Tiny Pioneer Hearable Lead Neural isolation in <10ms under 1mW. The Gateway Jam. You are scaling from 1 to 1,000 hearables. The 'Machine' is now the gateway processor that must aggregate 1,000 streams without exploding its mW budget.

3. The 3-Part Mission (The KATs)

Part 1: The Silicon Contract (Selection - 15 Mins)

  • Objective: Select the optimal "Accelerator Class" (GPU, TPU, ASIC) for your fleet based on Arithmetic Intensity.
  • The "Lock" (Prediction): "Will a specialized ASIC always outperform a general-purpose GPU if the model's layers have highly irregular access patterns?"
  • The Workbench:
    • Action: Toggle between GPU, TPU, and NPU. Apply your track's specific workload.
    • Observation: The Accelerator Efficiency Radar. Compare 'Throughput-per-Watt' across the three architectures.
  • Reflect: "Patterson asks: 'Why is the Generality Tax higher for the Cloud Titan than for the Tiny Pioneer?' (Reference the silicon area spent on control logic)."

Part 2: The Power Density Wall (Thermal Design - 15 Mins)

  • Objective: Optimize Rack Density while minimizing the "Cooling Tax" (PUE).
  • The "Lock" (Prediction): "If you increase rack density by 2x using Air cooling, does the PUE (Total Power / IT Power) improve, stay the same, or degrade?"
  • The Workbench:
    • Sliders: Nodes per Rack, Ambient Temperature, Fan Speed (Air) vs Pump Flow (Liquid).
    • Instruments: PUE Gauge. Thermal Heatmap.
    • The 10-Iteration Rule: Students must find the "Knee of the Thermal Curve" where the energy cost of cooling exceeds the gain in compute density.
  • Reflect: "Jeff Dean observes: 'Your PUE is 1.8. You are wasting 80% of your energy on non-compute.' Propose a transition to Liquid Cooling and prove the TCO reduction."

Part 3: The Scaling Cliff (Fleet Economics - 15 Mins)
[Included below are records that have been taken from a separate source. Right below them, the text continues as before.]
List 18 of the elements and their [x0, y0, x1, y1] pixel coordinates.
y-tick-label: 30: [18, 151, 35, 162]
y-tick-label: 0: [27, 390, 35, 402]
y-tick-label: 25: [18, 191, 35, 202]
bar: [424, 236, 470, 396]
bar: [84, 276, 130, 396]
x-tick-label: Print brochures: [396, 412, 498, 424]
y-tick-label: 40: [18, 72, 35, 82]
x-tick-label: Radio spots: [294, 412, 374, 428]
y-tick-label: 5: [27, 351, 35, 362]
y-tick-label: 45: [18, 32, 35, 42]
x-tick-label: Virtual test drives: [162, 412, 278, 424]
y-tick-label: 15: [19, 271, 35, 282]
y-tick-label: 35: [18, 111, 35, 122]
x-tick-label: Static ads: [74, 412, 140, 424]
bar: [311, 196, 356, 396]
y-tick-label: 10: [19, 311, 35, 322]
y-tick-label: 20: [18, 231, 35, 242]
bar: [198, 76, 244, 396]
  • Objective: Perform a "Build-vs-Buy" audit for your track's infrastructure.
  • The "Lock" (Prediction): "Over a 3-year period, is it cheaper to rent cloud TFLOPS or own a private pod, factoring in hardware failure (MTBF)?"
  • The Workbench:
    • Interaction: Ownership Toggle. MTBF Slider (Hours between failures). Electricity Price ($/kWh).
    • The "Stakeholder" Challenge: The CFO demands a 20% reduction in OpEx. You must use the TCO Waterfall to prove that investing in "Efficient Power Delivery" saves more than "Cheaper Nodes."
  • Reflect (The Ledger): "Defend your final 'Fleet Infrastructure' choice. Did you prioritize 'Density' or 'Efficiency'? Justify why 'Availability' was your primary constraint."

4. Visual Layout Specification

  • Primary: PUE_Waterfall (Compute Power vs. Cooling Power vs. Distribution Loss).
  • Secondary: ThermalSafeZonePlot (Density vs. Temperature).
  • Math Peek: Toggle for PUE = \frac{ ext{Total Facility Power}}{ ext{IT Equipment Power}}.